Once they were grown up, they kept coming, but now without kalachi; that is how it almost always happened. There were some who were no longer girls. A kalach cost half a kopeck, and almost all the prisoners bought them.

I noticed one prisoner, a joiner, already gray-haired, but ruddy-faced and smilingly flirtatious with the kalach girls. Before they came, he wrapped a red calico scarf around his neck. One fat and completely pockmarked wench set her tray down on his workbench. A conversation began.

“Why didn’t you come there yesterday?” the prisoner began with a smug little smile.

“That’s a good one! I did come, and it was you that played hooky,” the pert wench replied.

“We were called for, otherwise I’d have showed up without fail … And two days ago all your friends came to me.”

“Who’s that, then?”

“Maryashka, and Khavroshka, and Chekunda, and Two-penny …”

“What is this?” I asked Akim Akimych. “Can it be?…”

“It happens, sir,” he replied, modestly lowering his eyes, because he was an extremely chaste man.

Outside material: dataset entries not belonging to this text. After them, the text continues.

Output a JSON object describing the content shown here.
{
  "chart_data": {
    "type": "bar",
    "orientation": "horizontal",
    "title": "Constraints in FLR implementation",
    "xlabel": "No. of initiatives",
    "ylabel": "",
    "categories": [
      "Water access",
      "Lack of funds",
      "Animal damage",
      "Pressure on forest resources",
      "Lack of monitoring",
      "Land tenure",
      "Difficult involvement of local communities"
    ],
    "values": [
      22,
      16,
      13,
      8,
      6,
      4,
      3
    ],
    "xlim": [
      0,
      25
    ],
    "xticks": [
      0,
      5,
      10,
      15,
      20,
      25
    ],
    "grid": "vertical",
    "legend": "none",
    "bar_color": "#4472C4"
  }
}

It did happen, of course, but very rarely and with the greatest difficulty. Generally, there were more lovers of drink, for instance, than of that sort of thing, despite all the natural burden of this forced life. It was hard to get hold of a woman. You had to choose the time, the place, make arrangements, set up a meeting, hunt for seclusion, which was especially difficult, win over the guards, which was still more difficult, and generally spend a heap of money, relatively speaking. But all the same I did manage, later on, to be a witness to occasional love scenes. I remember once in the summer there were three of us in some shed on the bank of the Irtysh, firing up a brick-baking oven. The guards were nice fellows. Finally, two “prompters,” as the prisoners call them, showed up.

“Well, where were you sitting so long? At the Zverkovs’, I bet,” the prisoner they had come to see greeted them, having waited a good while already.

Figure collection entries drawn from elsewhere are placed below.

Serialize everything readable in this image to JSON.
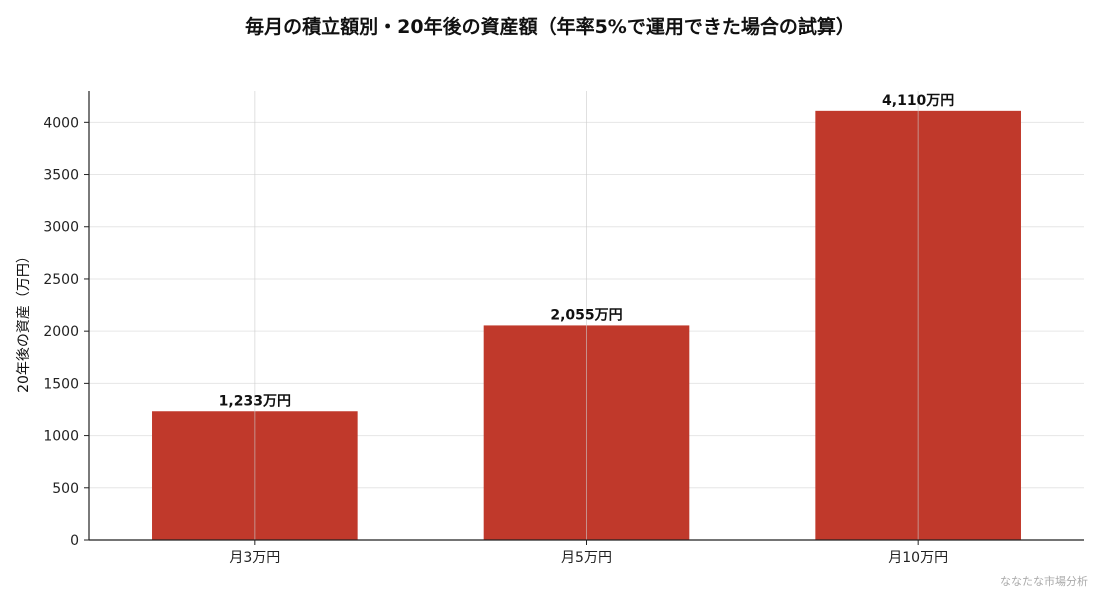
{
  "chart_data": {
    "type": "bar",
    "title": "毎月の積立額別・20年後の資産額（年率5%で運用できた場合の試算）",
    "xlabel": "",
    "ylabel": "20年後の資産（万円）",
    "categories": [
      "月3万円",
      "月5万円",
      "月10万円"
    ],
    "values": [
      1233,
      2055,
      4110
    ],
    "data_labels": [
      "1,233万円",
      "2,055万円",
      "4,110万円"
    ],
    "ylim": [
      0,
      4300
    ],
    "yticks": [
      "0",
      "500",
      "1000",
      "1500",
      "2000",
      "2500",
      "3000",
      "3500",
      "4000"
    ],
    "grid": true,
    "bar_color": "#c0392b"
  },
  "watermark": "ななたな市場分析"
}
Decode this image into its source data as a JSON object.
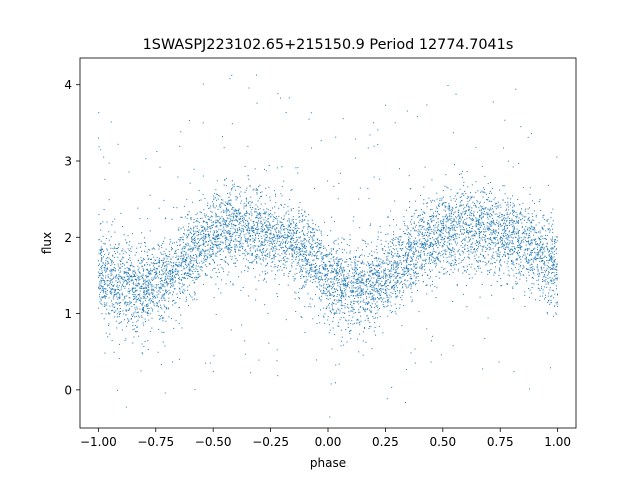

“Sat for a long time, did I? That magpie just sat longer on the post than I did at their place,” the girl replied merrily.

She was the dirtiest girl in the world. This was Chekunda. Two-penny came with her. She was beyond all description.

“And it’s a long time since I’ve seen you,” the philanderer went on, turning to Two-penny. “Seems you’ve lost weight.”

“Maybe so. I used to be real fat, but now—it’s like I swallowed a needle.”

“So you keep company with soldiers, eh?”

“No, it’s wicked people fed you that about us—but anyhow, what of it? Though I go without a rib, I love the soldiers, that’s no fib.”

“Drop them and love us; we’ve got money …”

To complete the picture, imagine this philanderer, head shaved, fettered, in stripes, and under guard.

I said good-bye to Akim Akimych and, learning that I could go back to the prison, took my guard and went home. People were already gathering. The first to come back were those who worked at set tasks. The only way to make a prisoner work diligently was to give him a set task. Sometimes these tasks were enormous, but even so they got done twice sooner than if a man was made to work until the dinner drum. Once the task was done, the prisoner went home without hindrance, and no one could stop him.

We did not eat together, but haphazardly, whoever came first; besides, the kitchen had no room for everybody at once. I tried the shchi, but, being unaccustomed, was unable to swallow it, so I made myself some tea. We sat down at the end of the table. I had a comrade with me, a nobleman like myself.

Prisoners came and went. However, there was room enough, not everyone had gathered yet. A group of five men seated themselves separately at a big table. The cook poured them two bowls of shchi and set a whole skillet of fried fish on the table.